After three nights in Queenstown we drove via Lake Wanaka which is another skiing area and has a very scenic lake, through Haast Pass and up the west coast to Fox Glacier. The west coast is renown for being wet and it didn't disappoint us. Drizzled all the way. We stayed in Fox Glacier for the night and walked into the glacier area.
Wear good walking shoes here as it is a bit rugged and a bit of a walk. I was told to go to Fox rather than Franz Josef glacier as it is cleaner and closer to walk up to. It was a humbling experience to see this sight.
We left Fox Glacier early as we had a long drive into Christchurch, via Greymouth and Arthur's Pass. This was magical for us as we were surrounded by snow capped mountains throught this area. We stopped in the pass which is really just a shop and a few small cottages and had a toasted sandwich and a cup of coffee.
We stayed in the Apollo Motel in Riverton. Just a few streets behind the motel is Riverton House. This is an interesting insight about a woman who came from England and first lived in a two room house which is still on the property and then went on to establish this large home. Worth the tour. The town is a short drive in but e found a park across from the botanical gardens which has arts and craft shops housed in the buildings on the other side. We walked in to the city centre from there. There you will find duty free shops and the cathedral is worth a visit. If interested or have to spend time waiting for the flight out the Antarctic Centre is opposite the airport.
My first impression of Kaikoura area was the massive kelp slopping back and forth around the coastline and the seals playing around in it.
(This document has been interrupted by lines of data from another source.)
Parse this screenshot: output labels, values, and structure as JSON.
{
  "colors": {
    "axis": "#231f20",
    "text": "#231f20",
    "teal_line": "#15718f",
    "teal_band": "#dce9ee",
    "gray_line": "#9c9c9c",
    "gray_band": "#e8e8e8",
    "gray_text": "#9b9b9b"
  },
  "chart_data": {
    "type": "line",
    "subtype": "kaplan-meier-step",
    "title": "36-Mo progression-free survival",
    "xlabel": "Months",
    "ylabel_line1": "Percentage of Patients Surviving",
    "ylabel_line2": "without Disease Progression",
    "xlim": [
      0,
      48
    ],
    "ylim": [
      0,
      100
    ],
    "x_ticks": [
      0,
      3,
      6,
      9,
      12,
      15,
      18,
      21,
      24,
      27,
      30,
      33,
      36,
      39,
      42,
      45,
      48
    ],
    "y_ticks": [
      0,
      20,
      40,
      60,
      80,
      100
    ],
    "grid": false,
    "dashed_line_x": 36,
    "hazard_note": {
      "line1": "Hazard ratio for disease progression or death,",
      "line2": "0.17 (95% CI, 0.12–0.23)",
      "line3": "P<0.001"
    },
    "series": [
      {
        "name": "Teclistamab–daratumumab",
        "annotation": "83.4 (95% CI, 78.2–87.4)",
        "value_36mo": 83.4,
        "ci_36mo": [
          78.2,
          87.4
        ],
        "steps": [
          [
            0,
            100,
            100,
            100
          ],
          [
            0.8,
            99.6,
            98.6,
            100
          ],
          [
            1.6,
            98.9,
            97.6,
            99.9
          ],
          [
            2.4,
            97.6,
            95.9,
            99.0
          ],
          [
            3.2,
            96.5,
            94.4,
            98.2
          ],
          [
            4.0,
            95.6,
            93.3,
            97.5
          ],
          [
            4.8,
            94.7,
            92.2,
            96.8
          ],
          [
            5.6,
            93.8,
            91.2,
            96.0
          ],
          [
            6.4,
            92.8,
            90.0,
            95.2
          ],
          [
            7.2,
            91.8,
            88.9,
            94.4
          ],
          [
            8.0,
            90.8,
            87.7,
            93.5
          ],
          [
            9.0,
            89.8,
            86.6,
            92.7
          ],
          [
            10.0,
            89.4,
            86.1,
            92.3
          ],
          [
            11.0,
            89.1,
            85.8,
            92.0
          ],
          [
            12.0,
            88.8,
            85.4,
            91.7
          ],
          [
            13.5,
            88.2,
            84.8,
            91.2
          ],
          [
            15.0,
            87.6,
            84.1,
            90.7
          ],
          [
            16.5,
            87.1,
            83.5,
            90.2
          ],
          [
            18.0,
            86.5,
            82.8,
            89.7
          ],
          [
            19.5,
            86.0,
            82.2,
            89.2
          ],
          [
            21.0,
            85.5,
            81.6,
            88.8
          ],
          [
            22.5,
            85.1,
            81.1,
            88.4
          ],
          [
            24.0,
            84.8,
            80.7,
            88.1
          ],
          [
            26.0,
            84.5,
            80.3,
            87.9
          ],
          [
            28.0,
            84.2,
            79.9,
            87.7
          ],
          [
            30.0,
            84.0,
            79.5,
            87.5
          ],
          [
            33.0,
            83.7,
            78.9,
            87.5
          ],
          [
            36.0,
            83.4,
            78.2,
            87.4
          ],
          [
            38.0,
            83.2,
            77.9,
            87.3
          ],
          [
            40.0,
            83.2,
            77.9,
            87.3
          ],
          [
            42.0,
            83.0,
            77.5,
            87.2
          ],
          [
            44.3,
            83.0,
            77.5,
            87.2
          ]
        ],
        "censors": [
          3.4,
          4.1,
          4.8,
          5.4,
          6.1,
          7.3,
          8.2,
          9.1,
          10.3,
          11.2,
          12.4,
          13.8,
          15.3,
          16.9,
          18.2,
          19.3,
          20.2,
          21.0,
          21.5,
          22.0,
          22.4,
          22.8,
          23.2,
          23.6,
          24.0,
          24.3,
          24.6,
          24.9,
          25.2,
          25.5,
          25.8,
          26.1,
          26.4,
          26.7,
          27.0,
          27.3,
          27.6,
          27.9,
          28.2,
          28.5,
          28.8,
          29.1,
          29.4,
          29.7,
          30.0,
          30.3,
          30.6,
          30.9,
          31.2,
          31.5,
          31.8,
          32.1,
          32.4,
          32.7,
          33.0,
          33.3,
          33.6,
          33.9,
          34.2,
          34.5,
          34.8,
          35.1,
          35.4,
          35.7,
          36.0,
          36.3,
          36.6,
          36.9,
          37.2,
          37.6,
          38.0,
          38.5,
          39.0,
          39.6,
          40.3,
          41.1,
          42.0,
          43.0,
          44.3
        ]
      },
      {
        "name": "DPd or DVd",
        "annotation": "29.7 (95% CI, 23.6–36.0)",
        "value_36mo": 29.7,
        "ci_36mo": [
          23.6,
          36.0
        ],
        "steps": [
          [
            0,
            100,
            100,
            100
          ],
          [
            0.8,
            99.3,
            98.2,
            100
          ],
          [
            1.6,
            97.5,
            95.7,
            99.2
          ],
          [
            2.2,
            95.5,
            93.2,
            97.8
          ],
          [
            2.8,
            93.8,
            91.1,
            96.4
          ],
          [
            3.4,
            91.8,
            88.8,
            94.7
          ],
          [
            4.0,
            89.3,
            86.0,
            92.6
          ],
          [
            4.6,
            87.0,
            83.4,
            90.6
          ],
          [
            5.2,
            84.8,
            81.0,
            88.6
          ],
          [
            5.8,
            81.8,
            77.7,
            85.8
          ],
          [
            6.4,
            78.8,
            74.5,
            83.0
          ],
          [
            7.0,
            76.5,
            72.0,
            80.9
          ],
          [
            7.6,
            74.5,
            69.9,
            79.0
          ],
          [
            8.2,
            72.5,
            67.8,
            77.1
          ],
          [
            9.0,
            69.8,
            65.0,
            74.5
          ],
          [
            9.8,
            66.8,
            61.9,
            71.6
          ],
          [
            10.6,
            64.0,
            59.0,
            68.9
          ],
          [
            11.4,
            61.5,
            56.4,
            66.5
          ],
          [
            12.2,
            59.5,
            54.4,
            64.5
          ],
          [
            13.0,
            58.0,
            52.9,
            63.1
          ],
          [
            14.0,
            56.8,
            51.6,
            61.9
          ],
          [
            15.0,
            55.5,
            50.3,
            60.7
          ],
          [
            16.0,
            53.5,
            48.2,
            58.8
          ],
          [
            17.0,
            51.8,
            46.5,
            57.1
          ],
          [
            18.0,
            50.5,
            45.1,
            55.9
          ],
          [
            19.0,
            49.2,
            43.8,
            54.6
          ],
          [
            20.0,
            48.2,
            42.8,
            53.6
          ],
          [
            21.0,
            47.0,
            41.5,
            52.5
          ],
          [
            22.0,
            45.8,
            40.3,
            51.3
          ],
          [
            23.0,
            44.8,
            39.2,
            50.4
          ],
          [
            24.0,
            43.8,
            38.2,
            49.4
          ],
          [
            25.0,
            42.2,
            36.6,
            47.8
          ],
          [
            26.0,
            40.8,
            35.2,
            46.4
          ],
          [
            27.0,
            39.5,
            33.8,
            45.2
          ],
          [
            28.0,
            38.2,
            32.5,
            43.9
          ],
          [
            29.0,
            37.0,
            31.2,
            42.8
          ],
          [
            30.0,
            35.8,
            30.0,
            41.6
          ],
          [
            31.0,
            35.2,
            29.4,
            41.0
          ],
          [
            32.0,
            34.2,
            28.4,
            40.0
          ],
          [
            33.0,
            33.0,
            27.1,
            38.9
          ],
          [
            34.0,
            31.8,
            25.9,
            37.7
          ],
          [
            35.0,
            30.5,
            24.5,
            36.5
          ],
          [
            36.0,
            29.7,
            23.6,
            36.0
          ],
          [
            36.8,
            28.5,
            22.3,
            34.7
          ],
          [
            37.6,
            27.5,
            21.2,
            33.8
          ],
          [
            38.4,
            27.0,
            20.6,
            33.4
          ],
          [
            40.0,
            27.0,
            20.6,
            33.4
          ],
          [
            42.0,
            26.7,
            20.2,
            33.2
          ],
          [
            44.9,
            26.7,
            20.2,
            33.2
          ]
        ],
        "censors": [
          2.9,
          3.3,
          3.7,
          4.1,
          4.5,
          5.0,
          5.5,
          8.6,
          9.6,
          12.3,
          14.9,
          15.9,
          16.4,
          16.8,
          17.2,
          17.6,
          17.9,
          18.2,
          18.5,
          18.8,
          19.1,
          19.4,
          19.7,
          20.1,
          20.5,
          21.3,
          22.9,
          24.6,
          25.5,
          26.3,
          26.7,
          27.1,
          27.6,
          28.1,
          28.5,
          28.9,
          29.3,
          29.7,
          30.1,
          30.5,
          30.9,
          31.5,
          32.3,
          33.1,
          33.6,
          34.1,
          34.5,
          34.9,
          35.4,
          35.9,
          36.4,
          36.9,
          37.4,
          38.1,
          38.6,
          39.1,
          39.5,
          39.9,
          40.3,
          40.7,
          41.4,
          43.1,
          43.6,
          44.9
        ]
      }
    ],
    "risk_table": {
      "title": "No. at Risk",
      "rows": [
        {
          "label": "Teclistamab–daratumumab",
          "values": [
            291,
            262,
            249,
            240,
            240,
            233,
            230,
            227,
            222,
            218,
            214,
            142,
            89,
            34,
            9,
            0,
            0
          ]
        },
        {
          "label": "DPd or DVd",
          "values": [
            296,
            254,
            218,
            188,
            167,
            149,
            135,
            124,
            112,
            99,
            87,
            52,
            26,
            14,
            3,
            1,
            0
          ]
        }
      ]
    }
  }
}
Once I sighted the town, the mountains reminded me of a huge slab of chocolate cake with icing on the top....such a sight. We stopped here on our way north to Nelson via Blenheim the wine area, and Picton on the Marlborough Sound.
Kaikoura was a busy little town and probably due to the tourists heading out on boat tours to see all kinds of sea creatures. There were a few shops to look through and we found a nice place to dine and sit and relax in the main street.
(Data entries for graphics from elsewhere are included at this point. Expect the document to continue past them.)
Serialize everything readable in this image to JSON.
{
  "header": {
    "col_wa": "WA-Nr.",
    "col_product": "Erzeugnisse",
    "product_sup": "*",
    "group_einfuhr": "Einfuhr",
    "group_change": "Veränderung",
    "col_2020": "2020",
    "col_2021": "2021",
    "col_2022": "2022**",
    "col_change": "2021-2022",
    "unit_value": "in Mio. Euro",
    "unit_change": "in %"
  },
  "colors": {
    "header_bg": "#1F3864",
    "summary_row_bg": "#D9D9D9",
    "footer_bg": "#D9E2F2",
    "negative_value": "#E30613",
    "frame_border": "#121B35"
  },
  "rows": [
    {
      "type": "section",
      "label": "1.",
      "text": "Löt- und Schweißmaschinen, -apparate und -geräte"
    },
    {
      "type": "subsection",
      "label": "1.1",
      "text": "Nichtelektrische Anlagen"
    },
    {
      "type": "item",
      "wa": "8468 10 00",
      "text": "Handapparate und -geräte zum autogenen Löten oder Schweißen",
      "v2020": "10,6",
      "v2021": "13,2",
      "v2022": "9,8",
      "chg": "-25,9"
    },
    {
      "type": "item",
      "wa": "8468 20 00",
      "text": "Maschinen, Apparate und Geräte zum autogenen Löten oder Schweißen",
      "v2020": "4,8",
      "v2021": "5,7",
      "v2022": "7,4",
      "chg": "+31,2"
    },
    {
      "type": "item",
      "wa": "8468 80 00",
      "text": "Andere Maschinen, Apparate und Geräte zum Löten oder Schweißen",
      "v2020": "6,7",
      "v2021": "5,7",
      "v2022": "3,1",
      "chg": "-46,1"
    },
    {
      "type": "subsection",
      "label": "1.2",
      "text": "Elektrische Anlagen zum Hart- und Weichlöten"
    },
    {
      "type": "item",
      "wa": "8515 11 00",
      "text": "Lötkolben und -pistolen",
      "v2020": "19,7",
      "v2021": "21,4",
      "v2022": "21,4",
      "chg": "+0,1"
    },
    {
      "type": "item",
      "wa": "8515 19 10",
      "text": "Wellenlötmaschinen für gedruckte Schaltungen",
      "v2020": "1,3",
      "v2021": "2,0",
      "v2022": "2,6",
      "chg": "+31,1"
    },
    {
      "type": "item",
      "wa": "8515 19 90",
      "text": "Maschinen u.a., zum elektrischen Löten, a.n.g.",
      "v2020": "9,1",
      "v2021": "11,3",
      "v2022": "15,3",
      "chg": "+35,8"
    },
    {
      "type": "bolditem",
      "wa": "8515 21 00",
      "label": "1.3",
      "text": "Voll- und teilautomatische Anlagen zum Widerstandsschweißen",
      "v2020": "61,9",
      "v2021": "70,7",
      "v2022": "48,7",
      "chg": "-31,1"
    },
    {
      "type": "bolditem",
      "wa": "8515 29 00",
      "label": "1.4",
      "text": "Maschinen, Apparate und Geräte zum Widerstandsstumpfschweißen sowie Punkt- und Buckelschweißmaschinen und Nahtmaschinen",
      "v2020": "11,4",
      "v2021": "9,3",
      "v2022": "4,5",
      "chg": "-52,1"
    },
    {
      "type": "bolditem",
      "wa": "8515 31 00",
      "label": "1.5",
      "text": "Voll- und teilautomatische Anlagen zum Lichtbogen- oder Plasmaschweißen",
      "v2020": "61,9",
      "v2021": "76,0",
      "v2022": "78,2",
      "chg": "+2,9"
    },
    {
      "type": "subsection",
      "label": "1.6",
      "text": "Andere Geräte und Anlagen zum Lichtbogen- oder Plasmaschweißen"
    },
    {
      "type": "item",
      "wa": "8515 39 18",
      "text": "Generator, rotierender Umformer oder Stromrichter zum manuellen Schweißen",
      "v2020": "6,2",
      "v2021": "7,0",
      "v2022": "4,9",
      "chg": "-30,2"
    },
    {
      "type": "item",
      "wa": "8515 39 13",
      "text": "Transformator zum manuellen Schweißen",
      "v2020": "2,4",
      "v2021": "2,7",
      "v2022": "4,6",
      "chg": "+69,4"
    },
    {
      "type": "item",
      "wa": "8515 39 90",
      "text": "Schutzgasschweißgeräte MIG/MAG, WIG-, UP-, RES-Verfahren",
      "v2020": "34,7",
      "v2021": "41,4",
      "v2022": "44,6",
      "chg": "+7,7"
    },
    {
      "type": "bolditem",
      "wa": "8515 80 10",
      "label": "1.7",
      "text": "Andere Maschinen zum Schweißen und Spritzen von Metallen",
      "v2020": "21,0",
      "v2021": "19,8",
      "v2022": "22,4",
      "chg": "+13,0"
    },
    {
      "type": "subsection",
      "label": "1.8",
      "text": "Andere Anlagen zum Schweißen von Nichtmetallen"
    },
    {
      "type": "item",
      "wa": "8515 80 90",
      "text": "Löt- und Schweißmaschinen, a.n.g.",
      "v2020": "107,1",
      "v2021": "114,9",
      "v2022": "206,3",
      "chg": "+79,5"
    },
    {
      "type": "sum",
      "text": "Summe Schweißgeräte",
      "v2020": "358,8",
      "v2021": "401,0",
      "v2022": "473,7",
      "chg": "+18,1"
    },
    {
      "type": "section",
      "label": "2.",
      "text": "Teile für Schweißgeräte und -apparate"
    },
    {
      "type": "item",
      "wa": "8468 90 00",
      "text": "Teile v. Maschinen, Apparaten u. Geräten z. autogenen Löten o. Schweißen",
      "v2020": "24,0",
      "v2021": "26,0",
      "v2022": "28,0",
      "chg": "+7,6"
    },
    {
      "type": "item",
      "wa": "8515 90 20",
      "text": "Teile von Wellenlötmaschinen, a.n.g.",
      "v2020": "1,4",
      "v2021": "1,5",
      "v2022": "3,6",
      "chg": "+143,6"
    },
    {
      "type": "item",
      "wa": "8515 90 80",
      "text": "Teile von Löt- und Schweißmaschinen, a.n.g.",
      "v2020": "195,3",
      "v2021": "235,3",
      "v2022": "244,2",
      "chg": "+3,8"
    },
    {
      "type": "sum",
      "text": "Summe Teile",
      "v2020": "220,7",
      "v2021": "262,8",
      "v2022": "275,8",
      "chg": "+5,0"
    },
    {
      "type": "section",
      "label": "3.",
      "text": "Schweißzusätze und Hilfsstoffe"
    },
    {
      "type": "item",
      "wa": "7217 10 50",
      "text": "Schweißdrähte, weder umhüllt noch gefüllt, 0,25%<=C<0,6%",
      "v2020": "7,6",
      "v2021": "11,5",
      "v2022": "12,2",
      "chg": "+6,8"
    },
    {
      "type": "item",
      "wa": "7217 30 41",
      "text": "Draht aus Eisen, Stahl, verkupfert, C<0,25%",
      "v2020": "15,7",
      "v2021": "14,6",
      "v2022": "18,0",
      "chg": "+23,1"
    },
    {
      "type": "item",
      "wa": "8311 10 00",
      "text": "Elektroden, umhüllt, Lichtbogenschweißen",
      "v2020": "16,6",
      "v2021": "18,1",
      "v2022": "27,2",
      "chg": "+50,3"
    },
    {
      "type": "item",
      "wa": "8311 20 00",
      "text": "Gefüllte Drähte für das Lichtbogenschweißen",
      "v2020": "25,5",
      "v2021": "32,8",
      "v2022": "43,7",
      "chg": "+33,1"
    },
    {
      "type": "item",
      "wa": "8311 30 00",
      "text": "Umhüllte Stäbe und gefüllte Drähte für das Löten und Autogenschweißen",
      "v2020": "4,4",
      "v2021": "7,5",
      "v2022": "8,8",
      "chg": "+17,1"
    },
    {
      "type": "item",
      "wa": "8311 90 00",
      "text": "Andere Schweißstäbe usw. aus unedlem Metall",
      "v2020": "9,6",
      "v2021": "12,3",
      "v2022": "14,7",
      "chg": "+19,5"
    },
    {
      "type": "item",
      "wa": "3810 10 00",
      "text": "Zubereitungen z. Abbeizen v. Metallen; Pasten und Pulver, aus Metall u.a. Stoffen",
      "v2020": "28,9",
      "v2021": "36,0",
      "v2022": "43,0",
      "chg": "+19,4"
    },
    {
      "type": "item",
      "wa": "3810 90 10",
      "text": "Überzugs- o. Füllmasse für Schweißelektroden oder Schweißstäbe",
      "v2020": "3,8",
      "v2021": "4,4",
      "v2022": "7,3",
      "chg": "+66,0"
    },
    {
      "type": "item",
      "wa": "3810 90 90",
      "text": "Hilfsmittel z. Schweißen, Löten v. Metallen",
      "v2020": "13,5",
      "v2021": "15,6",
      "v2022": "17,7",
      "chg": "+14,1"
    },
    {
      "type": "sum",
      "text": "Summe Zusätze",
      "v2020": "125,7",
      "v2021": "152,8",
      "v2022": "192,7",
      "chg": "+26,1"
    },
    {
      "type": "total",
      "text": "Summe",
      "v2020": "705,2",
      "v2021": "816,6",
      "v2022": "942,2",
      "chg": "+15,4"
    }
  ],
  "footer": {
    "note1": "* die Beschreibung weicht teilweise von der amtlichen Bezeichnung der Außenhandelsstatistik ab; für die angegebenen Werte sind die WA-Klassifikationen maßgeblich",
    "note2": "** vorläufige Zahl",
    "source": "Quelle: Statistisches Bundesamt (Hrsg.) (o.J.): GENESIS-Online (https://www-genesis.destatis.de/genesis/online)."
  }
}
After quickly dropping into one of the Vineyards on the way in Bleinham area we arrived at this small town where the ferry arrives and departs from the North Island. One was in when we arrived and did it overshadow this little town. The Marlborough Sounds are very picturesque and we drove around them on the way to Nelson where stayed for a couple of nights
Nelson is a small but nice little town sitting on Tasman Bay on the north of the South Island. We stayed here for a few nights and drove out to the Abel Tasman National Park and took in the sights around the bay. Basically we unwound here and looked in the shops. Here we caught a plane across to Wellington on the bottom of the North Island, spent 2 days with friends and then flew home.
I would say seeing this most scenic and interesting island is a must and I would go there again. We had no problems, but then we didn't go out much at night as driving and sight seeing during the day does tire one out. We stayed in 2 bedroom motels ( or a bed in the lounge kitchen area and a separate bedroom). We cooked our breakfast each morning and dinner most nights and ate a hearty lunch on the road.
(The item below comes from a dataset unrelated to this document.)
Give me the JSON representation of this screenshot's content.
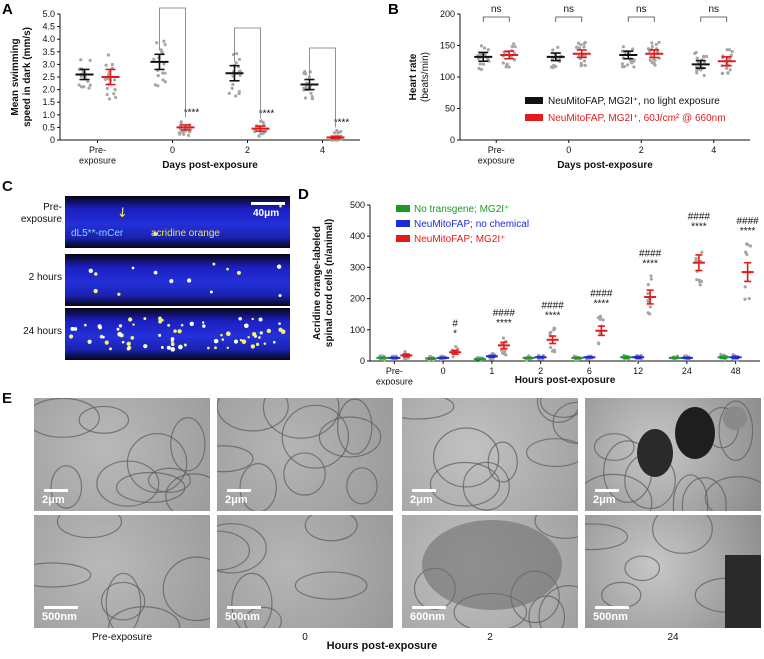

We were two sister in laws and I found that the motels were very tidy had all we required, gave us a bit of time to ourselves with the separate areas and were always near to the sights or town centre. We paid approx. $52 AUS each for our accommodation and I worked the internet to find fairly new or recently renovated properties. In Te Anau, Queenstown, we had a views of the lakes. I must say the I found the New Zealand motel accommodation very reasonable and comfortable.
Do go and have an enjoyable holiday but be aware that it takes time to drive everywhere as it is almost impossible to do over 80kmh as it is a mountainous country with very winding roads. Try counting sheep to sleep!